Cutting balloon angioplasty for peripheral pulmonary stenosis
Lisa Bergersen, Kimberlee Gauvreau, Henri Justino, Alan Nugent, Jonathon Rome, Jacqueline Kreutzer, John Rhodes, David Nykanen, Evan Zahn, Larry Latson, Phillip Moore, James Lock and Kathy Jenkins. have evaluated the role of cutting balloon angioplasty in an investigational device exemption trial, comparing it with high pressure balloon angioplasty . After balloon dilatation at eight atmospheres of pressure, the patients were randomized to either high pressure balloon dilatation or cutting balloon angioplasty, if the low pressure dilatation was not successful. Seventy three patients were enrolled from eight centers. Seventy two vessels responded to low pressure balloon dilatation itself. One hundred and seven of the qualifying vessels which did not respond well to low pressure inflation were randomized to cutting balloon while sixty six were allotted to high pressure balloon dilatation. Those who underwent cutting balloon angioplasty had a greater increase in lumen diameter (85% versus 52%; P=0.004). The good response prompted a crossover in which twenty six of the forty seven vessels treated with high pressure balloon angioplasty later underwent cutting balloon therapy and had an additional forty eight percent increase in lumen diameter. It was noted that the final lumen diameter after cutting balloon angioplasty was almost double that of the initial diameter. No serious adverse events related to treatment was documented in a study vessel. The authors concluded that cutting balloon angioplasty for peripheral pulmonary stenosis in those not responding to low pressure angioplasty was a more effective therapy compared to high pressure balloon angioplasty, with a similar safety profile.
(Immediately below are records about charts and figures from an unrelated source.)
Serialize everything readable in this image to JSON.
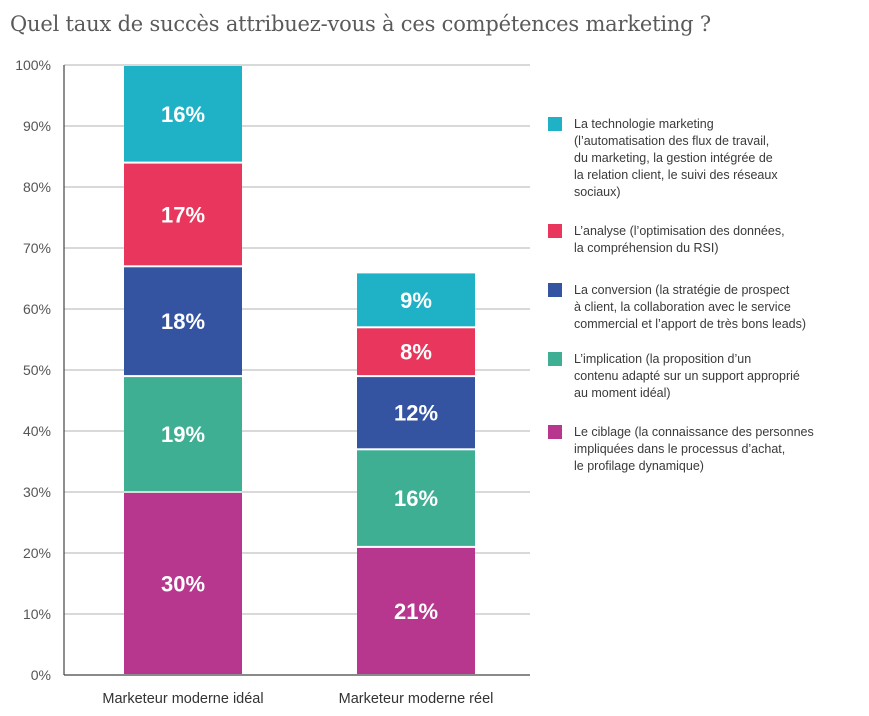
{
  "chart_data": {
    "type": "bar",
    "stacked": true,
    "title": "Quel taux de succès attribuez-vous à ces compétences marketing ?",
    "categories": [
      "Marketeur moderne idéal",
      "Marketeur moderne réel"
    ],
    "ylim": [
      0,
      100
    ],
    "yticks": [
      "0%",
      "10%",
      "20%",
      "30%",
      "40%",
      "50%",
      "60%",
      "70%",
      "80%",
      "90%",
      "100%"
    ],
    "grid": true,
    "legend_position": "right",
    "series": [
      {
        "name": "Le ciblage (la connaissance des personnes impliquées dans le processus d’achat, le profilage dynamique)",
        "legend_lines": "Le ciblage (la connaissance des personnes\nimpliquées dans le processus d’achat,\nle profilage dynamique)",
        "color": "#b8378e",
        "values": [
          30,
          21
        ],
        "labels": [
          "30%",
          "21%"
        ]
      },
      {
        "name": "L’implication (la proposition d’un contenu adapté sur un support approprié au moment idéal)",
        "legend_lines": "L’implication (la proposition d’un\ncontenu adapté sur un support approprié\nau moment idéal)",
        "color": "#3eaf93",
        "values": [
          19,
          16
        ],
        "labels": [
          "19%",
          "16%"
        ]
      },
      {
        "name": "La conversion (la stratégie de prospect à client, la collaboration avec le service commercial et l’apport de très bons leads)",
        "legend_lines": "La conversion (la stratégie de prospect\nà client, la collaboration avec le service\ncommercial et l’apport de très bons leads)",
        "color": "#3454a2",
        "values": [
          18,
          12
        ],
        "labels": [
          "18%",
          "12%"
        ]
      },
      {
        "name": "L’analyse (l’optimisation des données, la compréhension du RSI)",
        "legend_lines": "L’analyse (l’optimisation des données,\nla compréhension du RSI)",
        "color": "#e8365c",
        "values": [
          17,
          8
        ],
        "labels": [
          "17%",
          "8%"
        ]
      },
      {
        "name": "La technologie marketing (l’automatisation des flux de travail, du marketing, la gestion intégrée de la relation client, le suivi des réseaux sociaux)",
        "legend_lines": "La technologie marketing\n(l’automatisation des flux de travail,\ndu marketing, la gestion intégrée de\nla relation client, le suivi des réseaux\nsociaux)",
        "color": "#1fb1c6",
        "values": [
          16,
          9
        ],
        "labels": [
          "16%",
          "9%"
        ]
      }
    ]
  }
}
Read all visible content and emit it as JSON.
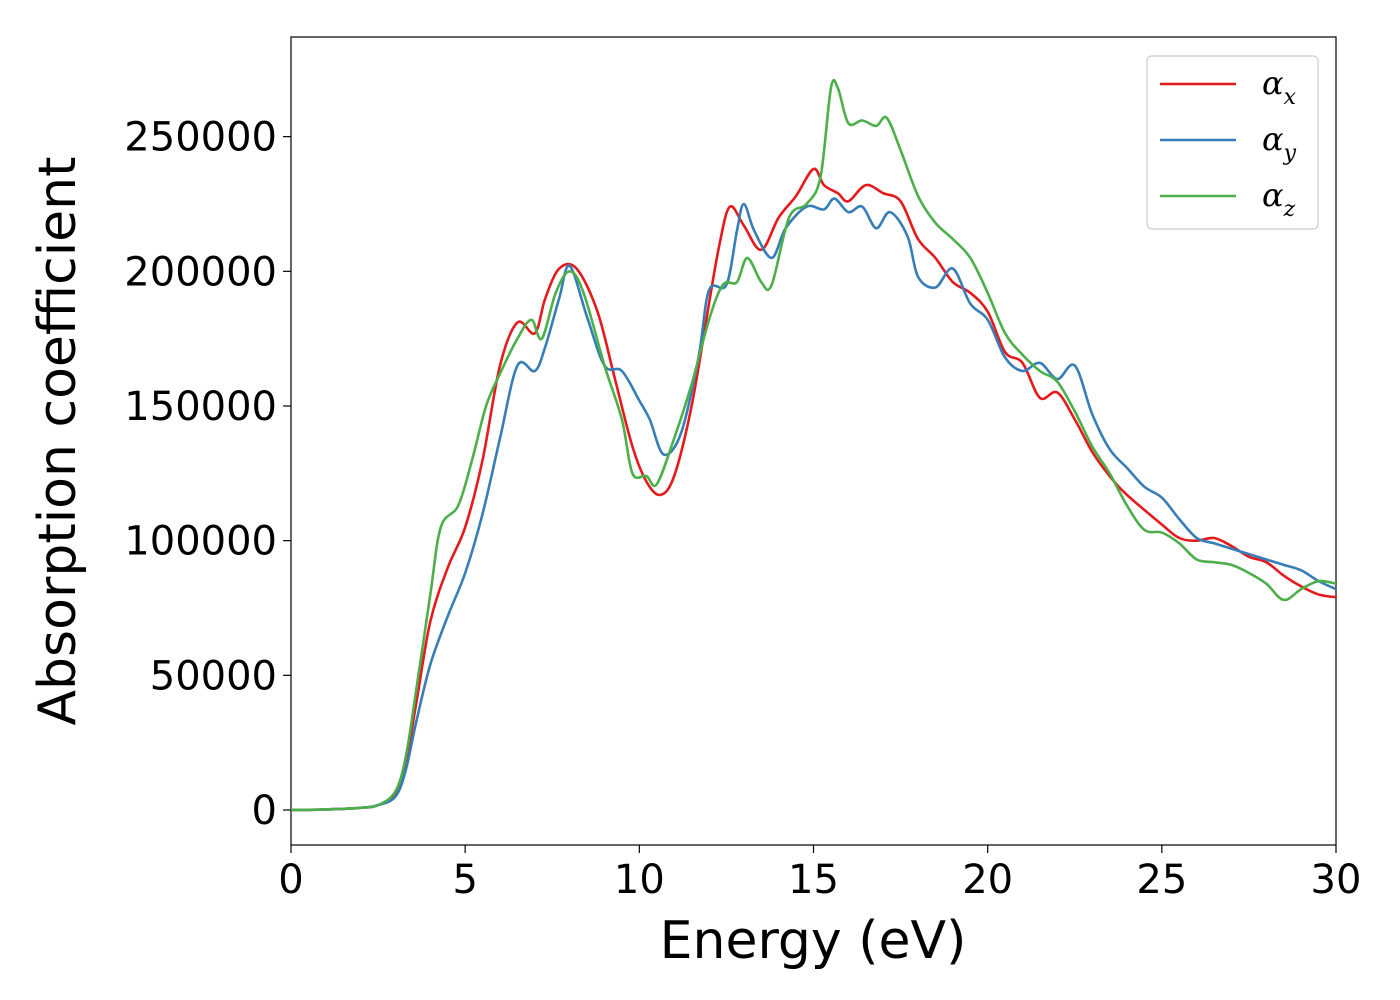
{
  "chart_data": {
    "type": "line",
    "title": "",
    "xlabel": "Energy (eV)",
    "ylabel": "Absorption coefficient",
    "xlim": [
      0,
      30
    ],
    "ylim": [
      -13000,
      287000
    ],
    "x_ticks": [
      "0",
      "5",
      "10",
      "15",
      "20",
      "25",
      "30"
    ],
    "y_ticks": [
      "0",
      "50000",
      "100000",
      "150000",
      "200000",
      "250000"
    ],
    "grid": false,
    "legend_position": "top-right",
    "series": [
      {
        "name": "α",
        "subscript": "x",
        "color": "#e41a1c",
        "points": [
          [
            0,
            0
          ],
          [
            1,
            200
          ],
          [
            2,
            800
          ],
          [
            2.5,
            1800
          ],
          [
            3,
            6000
          ],
          [
            3.3,
            18000
          ],
          [
            3.6,
            40000
          ],
          [
            4,
            70000
          ],
          [
            4.5,
            90000
          ],
          [
            5,
            105000
          ],
          [
            5.5,
            130000
          ],
          [
            6,
            165000
          ],
          [
            6.5,
            181000
          ],
          [
            7,
            177000
          ],
          [
            7.3,
            190000
          ],
          [
            7.7,
            201000
          ],
          [
            8.2,
            201000
          ],
          [
            8.8,
            185000
          ],
          [
            9.3,
            160000
          ],
          [
            9.8,
            135000
          ],
          [
            10.2,
            122000
          ],
          [
            10.6,
            117000
          ],
          [
            11,
            124000
          ],
          [
            11.5,
            150000
          ],
          [
            12,
            188000
          ],
          [
            12.3,
            210000
          ],
          [
            12.6,
            224000
          ],
          [
            13,
            217000
          ],
          [
            13.5,
            208000
          ],
          [
            14,
            220000
          ],
          [
            14.5,
            228000
          ],
          [
            15,
            238000
          ],
          [
            15.3,
            232000
          ],
          [
            15.7,
            229000
          ],
          [
            16,
            226000
          ],
          [
            16.5,
            232000
          ],
          [
            17,
            229000
          ],
          [
            17.5,
            226000
          ],
          [
            18,
            212000
          ],
          [
            18.5,
            205000
          ],
          [
            19,
            196000
          ],
          [
            19.5,
            192000
          ],
          [
            20,
            185000
          ],
          [
            20.5,
            170000
          ],
          [
            21,
            166000
          ],
          [
            21.5,
            153000
          ],
          [
            22,
            155000
          ],
          [
            22.5,
            145000
          ],
          [
            23,
            133000
          ],
          [
            23.5,
            124000
          ],
          [
            24,
            117000
          ],
          [
            25,
            106000
          ],
          [
            25.5,
            101000
          ],
          [
            26,
            100000
          ],
          [
            26.5,
            101000
          ],
          [
            27,
            98000
          ],
          [
            27.5,
            94000
          ],
          [
            28,
            92000
          ],
          [
            28.5,
            87000
          ],
          [
            29,
            83000
          ],
          [
            29.5,
            80000
          ],
          [
            30,
            79000
          ]
        ]
      },
      {
        "name": "α",
        "subscript": "y",
        "color": "#377eb8",
        "points": [
          [
            0,
            0
          ],
          [
            1,
            200
          ],
          [
            2,
            800
          ],
          [
            2.5,
            1800
          ],
          [
            3,
            5000
          ],
          [
            3.3,
            15000
          ],
          [
            3.6,
            33000
          ],
          [
            4,
            54000
          ],
          [
            4.5,
            72000
          ],
          [
            5,
            88000
          ],
          [
            5.5,
            110000
          ],
          [
            6,
            138000
          ],
          [
            6.5,
            165000
          ],
          [
            7,
            163000
          ],
          [
            7.3,
            172000
          ],
          [
            7.7,
            190000
          ],
          [
            8,
            202000
          ],
          [
            8.5,
            183000
          ],
          [
            9,
            165000
          ],
          [
            9.5,
            163000
          ],
          [
            10,
            152000
          ],
          [
            10.3,
            145000
          ],
          [
            10.7,
            132000
          ],
          [
            11.2,
            140000
          ],
          [
            11.7,
            168000
          ],
          [
            12,
            193000
          ],
          [
            12.5,
            195000
          ],
          [
            12.8,
            215000
          ],
          [
            13,
            225000
          ],
          [
            13.3,
            215000
          ],
          [
            13.8,
            205000
          ],
          [
            14.2,
            216000
          ],
          [
            14.8,
            224000
          ],
          [
            15.3,
            223000
          ],
          [
            15.6,
            227000
          ],
          [
            16,
            222000
          ],
          [
            16.4,
            224000
          ],
          [
            16.8,
            216000
          ],
          [
            17.2,
            222000
          ],
          [
            17.7,
            213000
          ],
          [
            18,
            198000
          ],
          [
            18.5,
            194000
          ],
          [
            19,
            201000
          ],
          [
            19.5,
            188000
          ],
          [
            20,
            182000
          ],
          [
            20.5,
            168000
          ],
          [
            21,
            163000
          ],
          [
            21.5,
            166000
          ],
          [
            22,
            160000
          ],
          [
            22.5,
            165000
          ],
          [
            23,
            147000
          ],
          [
            23.5,
            134000
          ],
          [
            24,
            127000
          ],
          [
            24.5,
            120000
          ],
          [
            25,
            116000
          ],
          [
            25.5,
            108000
          ],
          [
            26,
            101000
          ],
          [
            26.5,
            99000
          ],
          [
            27,
            97000
          ],
          [
            27.5,
            95000
          ],
          [
            28,
            93000
          ],
          [
            28.5,
            91000
          ],
          [
            29,
            89000
          ],
          [
            29.5,
            85000
          ],
          [
            30,
            82000
          ]
        ]
      },
      {
        "name": "α",
        "subscript": "z",
        "color": "#4daf4a",
        "points": [
          [
            0,
            0
          ],
          [
            1,
            200
          ],
          [
            2,
            800
          ],
          [
            2.5,
            1800
          ],
          [
            3,
            7000
          ],
          [
            3.3,
            20000
          ],
          [
            3.6,
            45000
          ],
          [
            4,
            80000
          ],
          [
            4.3,
            105000
          ],
          [
            4.8,
            113000
          ],
          [
            5.2,
            130000
          ],
          [
            5.6,
            150000
          ],
          [
            6,
            162000
          ],
          [
            6.5,
            175000
          ],
          [
            6.9,
            182000
          ],
          [
            7.2,
            175000
          ],
          [
            7.6,
            192000
          ],
          [
            8,
            200000
          ],
          [
            8.4,
            192000
          ],
          [
            9,
            165000
          ],
          [
            9.5,
            145000
          ],
          [
            9.8,
            125000
          ],
          [
            10.2,
            124000
          ],
          [
            10.5,
            121000
          ],
          [
            11,
            138000
          ],
          [
            11.5,
            158000
          ],
          [
            12,
            182000
          ],
          [
            12.4,
            195000
          ],
          [
            12.8,
            196000
          ],
          [
            13.1,
            205000
          ],
          [
            13.5,
            196000
          ],
          [
            13.8,
            195000
          ],
          [
            14.3,
            220000
          ],
          [
            14.8,
            225000
          ],
          [
            15.2,
            235000
          ],
          [
            15.5,
            268000
          ],
          [
            15.7,
            268000
          ],
          [
            16,
            255000
          ],
          [
            16.4,
            256000
          ],
          [
            16.8,
            254000
          ],
          [
            17.1,
            257000
          ],
          [
            17.5,
            245000
          ],
          [
            18,
            228000
          ],
          [
            18.5,
            218000
          ],
          [
            19,
            212000
          ],
          [
            19.5,
            205000
          ],
          [
            20,
            192000
          ],
          [
            20.5,
            177000
          ],
          [
            21,
            169000
          ],
          [
            21.5,
            163000
          ],
          [
            22,
            159000
          ],
          [
            22.5,
            148000
          ],
          [
            23,
            135000
          ],
          [
            23.5,
            125000
          ],
          [
            24,
            113000
          ],
          [
            24.5,
            104000
          ],
          [
            25,
            103000
          ],
          [
            25.5,
            99000
          ],
          [
            26,
            93000
          ],
          [
            26.5,
            92000
          ],
          [
            27,
            91000
          ],
          [
            27.5,
            88000
          ],
          [
            28,
            84000
          ],
          [
            28.5,
            78000
          ],
          [
            29,
            82000
          ],
          [
            29.5,
            85000
          ],
          [
            30,
            84000
          ]
        ]
      }
    ]
  }
}
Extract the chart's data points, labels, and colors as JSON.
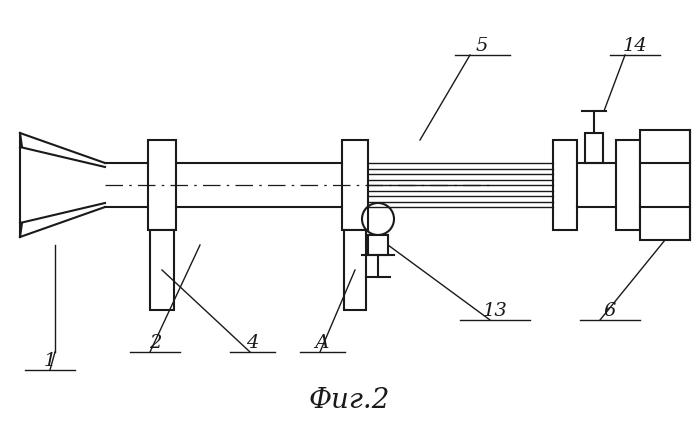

- Lisa Bergersen, Kimberlee Gauvreau, Henri Justino, Alan Nugent, Jonathon Rome, Jacqueline Kreutzer, John Rhodes, David Nykanen, Evan Zahn, Larry Latson, Phillip Moore, James Lock, Kathy Jenkins. Randomized Trial of Cutting Balloon Compared With High-Pressure Angioplasty for the Treatment of Resistant Pulmonary Artery Stenosis. Circulation. 2011; 124: 2388-2396.